Under the Second Amendment to the United States Constitution, the rights of people to “bear arms” are protected. However, this is not an absolute. The right to “bear arms” does not exist in every single persons’ case. In Colorado, the right most likely does not exist if the person is a felon, or if the person has a domestic violence charges against them or on their criminal history. Further, even though a person may have a right to bear arms, if the person does have a weapon while committing another crime, for example, like burglary, their sentence will be “enhanced.”

Weapons Offenses v. An Aggravating Factor

In Colorado, carrying a weapon while committing another crime is an “aggravating” factor. This means that if you are convicted of the crime charged, your sentenced could be increased, or have a minimum amount of time that is mandatory, merely due to the fact you were carrying a weapon at the time. This means your sentenced could be increased even if you did not use the weapon while committing the other crime.

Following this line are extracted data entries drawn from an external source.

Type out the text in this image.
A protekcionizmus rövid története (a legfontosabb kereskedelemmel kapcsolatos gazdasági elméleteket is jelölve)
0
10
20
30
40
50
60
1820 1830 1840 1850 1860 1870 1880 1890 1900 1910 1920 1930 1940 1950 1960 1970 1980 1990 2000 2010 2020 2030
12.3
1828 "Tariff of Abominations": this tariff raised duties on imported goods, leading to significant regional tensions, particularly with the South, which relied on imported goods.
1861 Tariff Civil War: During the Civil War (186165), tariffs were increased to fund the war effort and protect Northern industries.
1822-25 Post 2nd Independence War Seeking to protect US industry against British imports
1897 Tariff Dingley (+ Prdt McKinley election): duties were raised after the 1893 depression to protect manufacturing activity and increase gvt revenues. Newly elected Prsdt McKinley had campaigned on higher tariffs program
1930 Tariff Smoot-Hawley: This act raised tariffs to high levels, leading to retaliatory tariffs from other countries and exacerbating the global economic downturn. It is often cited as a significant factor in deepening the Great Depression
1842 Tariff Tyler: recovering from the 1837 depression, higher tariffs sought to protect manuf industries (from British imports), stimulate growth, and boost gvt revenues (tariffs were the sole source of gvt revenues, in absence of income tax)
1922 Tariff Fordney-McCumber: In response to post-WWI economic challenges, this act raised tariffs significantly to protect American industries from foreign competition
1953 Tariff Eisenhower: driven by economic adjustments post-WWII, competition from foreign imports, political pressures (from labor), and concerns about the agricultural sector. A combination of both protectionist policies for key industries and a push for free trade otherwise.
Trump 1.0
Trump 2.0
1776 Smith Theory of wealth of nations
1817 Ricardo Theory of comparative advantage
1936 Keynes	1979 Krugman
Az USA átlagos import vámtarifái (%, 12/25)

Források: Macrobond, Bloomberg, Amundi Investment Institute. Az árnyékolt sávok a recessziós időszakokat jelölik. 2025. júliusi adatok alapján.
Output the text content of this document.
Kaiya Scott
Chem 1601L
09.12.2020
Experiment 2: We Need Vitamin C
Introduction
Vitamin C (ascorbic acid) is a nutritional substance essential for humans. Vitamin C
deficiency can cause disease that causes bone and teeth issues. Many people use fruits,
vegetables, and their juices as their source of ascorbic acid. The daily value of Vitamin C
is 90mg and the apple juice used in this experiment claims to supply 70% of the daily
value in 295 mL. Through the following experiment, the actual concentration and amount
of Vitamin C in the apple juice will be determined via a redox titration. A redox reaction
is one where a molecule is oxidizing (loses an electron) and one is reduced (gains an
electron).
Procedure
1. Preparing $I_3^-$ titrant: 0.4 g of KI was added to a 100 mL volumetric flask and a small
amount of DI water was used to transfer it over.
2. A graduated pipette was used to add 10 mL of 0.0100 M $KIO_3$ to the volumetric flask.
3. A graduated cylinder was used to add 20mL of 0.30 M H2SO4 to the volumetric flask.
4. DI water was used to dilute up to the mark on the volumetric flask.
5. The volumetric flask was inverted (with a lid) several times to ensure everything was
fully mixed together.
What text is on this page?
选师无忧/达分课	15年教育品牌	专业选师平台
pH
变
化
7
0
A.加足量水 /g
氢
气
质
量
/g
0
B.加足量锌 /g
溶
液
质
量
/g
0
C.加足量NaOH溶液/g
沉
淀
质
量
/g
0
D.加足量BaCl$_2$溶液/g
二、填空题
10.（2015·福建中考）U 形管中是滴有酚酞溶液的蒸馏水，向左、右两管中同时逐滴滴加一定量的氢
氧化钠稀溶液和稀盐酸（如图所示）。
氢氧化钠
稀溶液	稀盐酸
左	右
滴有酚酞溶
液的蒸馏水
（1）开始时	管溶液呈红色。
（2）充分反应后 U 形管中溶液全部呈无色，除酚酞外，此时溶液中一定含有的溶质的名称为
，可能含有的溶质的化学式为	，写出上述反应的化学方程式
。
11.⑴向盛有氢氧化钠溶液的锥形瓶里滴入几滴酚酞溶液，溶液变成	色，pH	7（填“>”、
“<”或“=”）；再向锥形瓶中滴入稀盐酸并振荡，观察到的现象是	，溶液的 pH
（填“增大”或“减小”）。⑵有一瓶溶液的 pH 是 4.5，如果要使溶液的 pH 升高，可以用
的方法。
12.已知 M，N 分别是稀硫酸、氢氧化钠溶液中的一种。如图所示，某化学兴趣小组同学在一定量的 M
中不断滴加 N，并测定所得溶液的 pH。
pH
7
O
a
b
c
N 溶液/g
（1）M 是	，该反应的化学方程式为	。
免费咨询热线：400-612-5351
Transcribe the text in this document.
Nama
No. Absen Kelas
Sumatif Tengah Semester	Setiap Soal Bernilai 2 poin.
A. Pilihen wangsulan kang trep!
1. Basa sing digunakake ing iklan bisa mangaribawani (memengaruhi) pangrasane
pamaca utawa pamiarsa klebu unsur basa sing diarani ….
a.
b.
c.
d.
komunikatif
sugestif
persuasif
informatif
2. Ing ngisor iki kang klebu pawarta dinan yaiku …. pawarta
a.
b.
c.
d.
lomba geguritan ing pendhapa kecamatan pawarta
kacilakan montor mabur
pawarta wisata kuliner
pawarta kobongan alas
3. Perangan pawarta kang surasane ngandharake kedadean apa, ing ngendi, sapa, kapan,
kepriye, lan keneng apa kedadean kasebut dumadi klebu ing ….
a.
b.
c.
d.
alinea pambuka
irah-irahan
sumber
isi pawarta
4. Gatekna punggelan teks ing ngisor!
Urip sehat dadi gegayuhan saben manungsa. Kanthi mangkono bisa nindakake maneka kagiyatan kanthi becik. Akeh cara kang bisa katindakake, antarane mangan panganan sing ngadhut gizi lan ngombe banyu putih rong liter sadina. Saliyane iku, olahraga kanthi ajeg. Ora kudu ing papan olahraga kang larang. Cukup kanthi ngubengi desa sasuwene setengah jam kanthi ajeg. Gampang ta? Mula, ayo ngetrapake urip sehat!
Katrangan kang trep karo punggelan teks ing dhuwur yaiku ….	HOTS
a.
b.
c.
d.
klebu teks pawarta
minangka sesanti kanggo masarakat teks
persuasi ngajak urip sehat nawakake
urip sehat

Typical Legal Issues in Weapons Offense Cases

Because weapons cases usually involve some sort of “search” by the police department, your lawyer should be looking into whether the search violated your constitutional rights. Peter Loyd Weber & Associates has experience dealing with these exact type of issues, and your lawyer should be looking into getting these types of illegal searches thrown out at trial.
Common Weapons Offenses We Defend

Possession of:

dangerous weapon, illegal weapon, defaced firearm, firearm by a previous offender


Defacing a Firearm

Unlawfully Carrying a Concealed Weapon

Illegal Discharge of a Firearm

General Information About Common Weapon Offenses

Possession of a Dangerous or Illegal Weapon:

A person who knowingly possesses a dangerous or an illegal weapon commits a very serious offense. They may be found guilty of committing a class 4 or 5 felony or a class 1 misdemeanor. The Colorado Revised Statutes defines “dangerous weapon” as a “firearm silencer, machine gun, short shotgun, short rifle, or ballistic knife.” An illegal weapon is “a blackjack, gas gun, metallic knuckles, gravity knife, or switchblade knife.”

Possession of a Defaced Firearm:

The possession of a defaced firearm is a class 1 misdemeanor. A person can be found guilty of possession of a defaced firearm if they unlawfully possess a firearm that distinguishing features (example: serial number) have been removed or altered in any way other than normal wear and tear.

Defacing a Firearm:

Defacing a firearm is a very serious offense that carries the penalty of a class 1 misdemeanor. A firearm is defaced if a person “knowingly removes, defaces, covers, alters, or destroys the manufacturer’s serial number or any other distinguishing number or identification mark of a firearm.”

Unlawfully carrying a concealed weapon:

A person commits a class 2 misdemeanor if they knowingly and unlawfully carry a knife or firearm concealed on or about his or her person. They may also be found guilty if they “without legal authority, carry or have in such person’s possession a firearm or any explosive, incendiary, or other dangerous device on the property of or within any building a general assembly is located.” It shall not be an offense if the person is within his or her property.

Possession of a firearm by a previous offender:

A person commits a class 6 or class 5 felony if they are found guilty of being in possession of a firearm by a previous offender, depending on the circumstances of the individual case. A previous offender cannot knowingly possess, use, or carry a firearm.